Kibo believes me; sympathizes with me. He even has some thoughts on my dreams.

"I think," he says, "that the visions are not meant to be a curse, as you believe. I think they are meant to be warnings, like the warnings you give when I am about to walk unknowingly into something dangerous." He grins at me and I smile back, still hardly able to believe that he is still with me.

"None of those things," he continues, "what you call your 'death visions', are things that anyone could control, not really. There have always been hunters, and Warblade, at least, must have been planning for months, even years. Long before you came. You couldn't possibly have been responsible."

"Then why is it that I always end up where a disaster is about to take place?" I ask.

"I think that is the push you feel, moving you in a certain direction. I think the visions direct you to where you should be, in order to warn those that the disaster is about to catch."

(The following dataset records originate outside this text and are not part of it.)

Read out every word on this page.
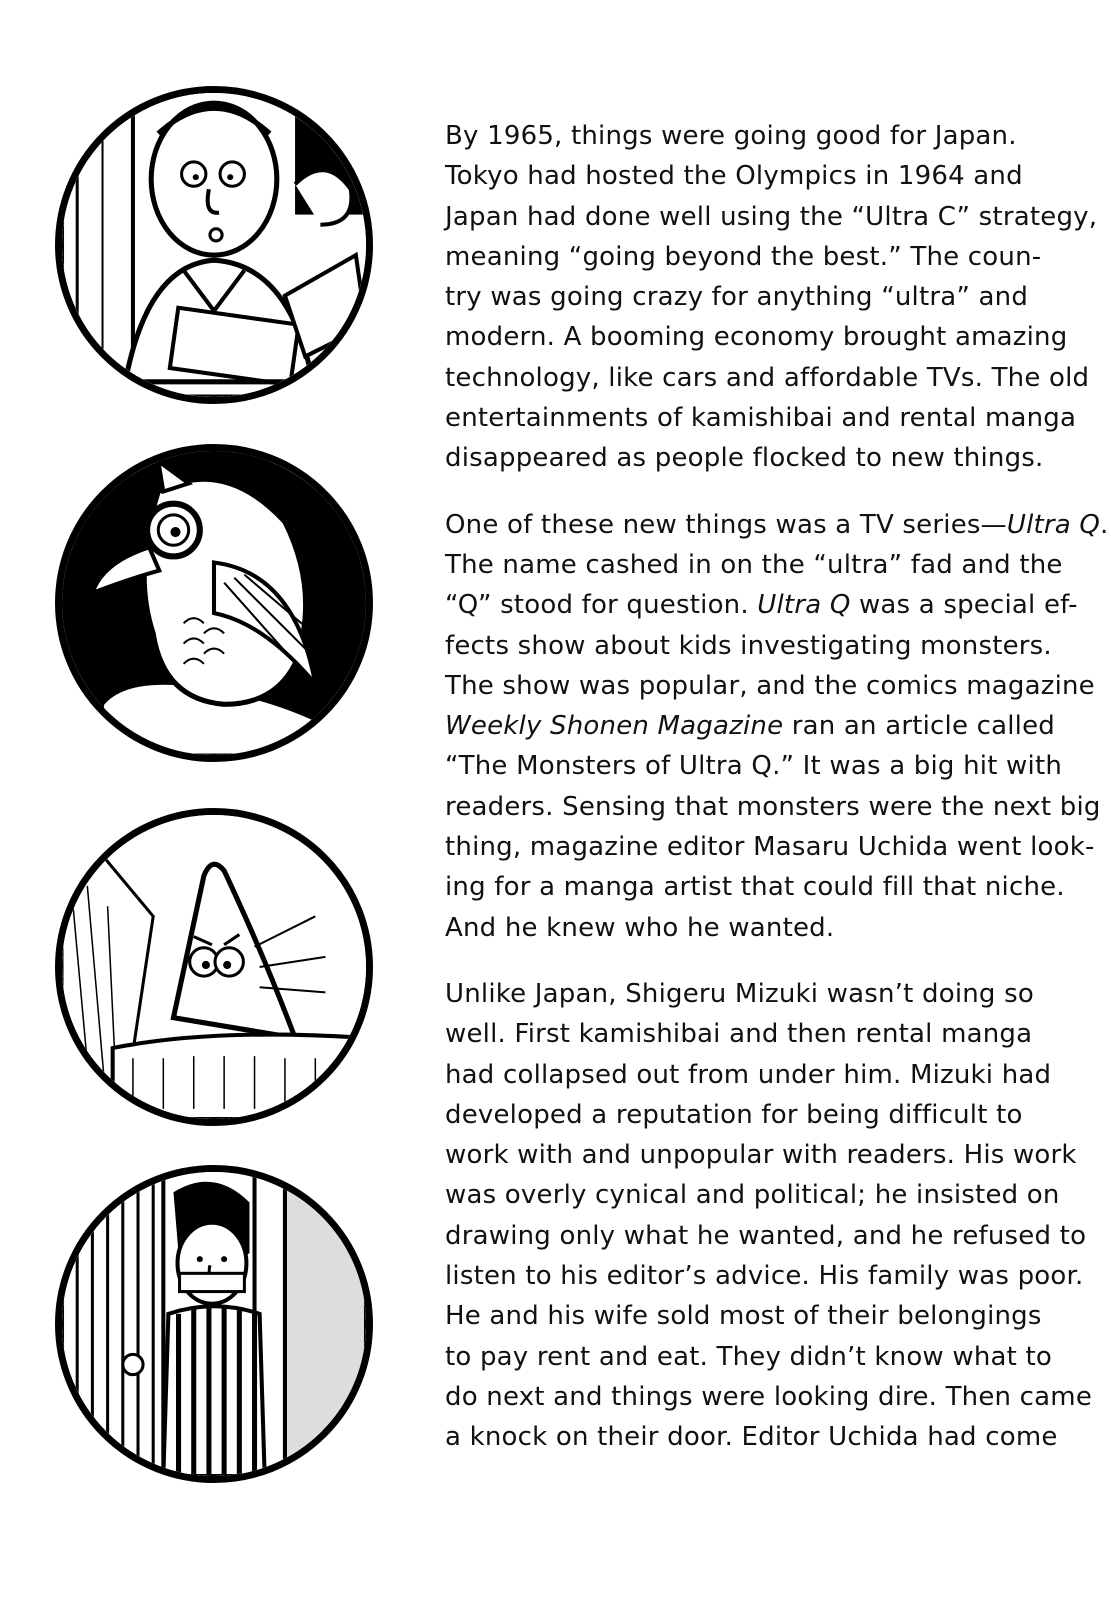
By 1965, things were going good for Japan.
Tokyo had hosted the Olympics in 1964 and
Japan had done well using the “Ultra C” strategy,
meaning “going beyond the best.” The coun-
try was going crazy for anything “ultra” and
modern. A booming economy brought amazing
technology, like cars and affordable TVs. The old
entertainments of kamishibai and rental manga
disappeared as people flocked to new things.

One of these new things was a TV series—Ultra Q.
The name cashed in on the “ultra” fad and the
“Q” stood for question. Ultra Q was a special ef-
fects show about kids investigating monsters.
The show was popular, and the comics magazine
Weekly Shonen Magazine ran an article called
“The Monsters of Ultra Q.” It was a big hit with
readers. Sensing that monsters were the next big
thing, magazine editor Masaru Uchida went look-
ing for a manga artist that could fill that niche.
And he knew who he wanted.

Unlike Japan, Shigeru Mizuki wasn’t doing so
well. First kamishibai and then rental manga
had collapsed out from under him. Mizuki had
developed a reputation for being difficult to
work with and unpopular with readers. His work
was overly cynical and political; he insisted on
drawing only what he wanted, and he refused to
listen to his editor’s advice. His family was poor.
He and his wife sold most of their belongings
to pay rent and eat. They didn’t know what to
do next and things were looking dire. Then came
a knock on their door. Editor Uchida had come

I ponder his words for a long time, and at last decide that he is right. The terrible guilt that has plagued me for so long now falls away, and my limbs feel light and free. Nothing can erase the sorrow, or the horror, of the things I have seen, but these do not trouble me as they once did.

After I am fully well, Kibo and I begin to travel, this time in the direction the visions wish me to go. I no longer call them my curse.

Each time I receive a vision, I warn the people that it is about. Sometimes they listen, sometimes they do not. But even the failures are not quite so bad anymore, because now, hope is always with me.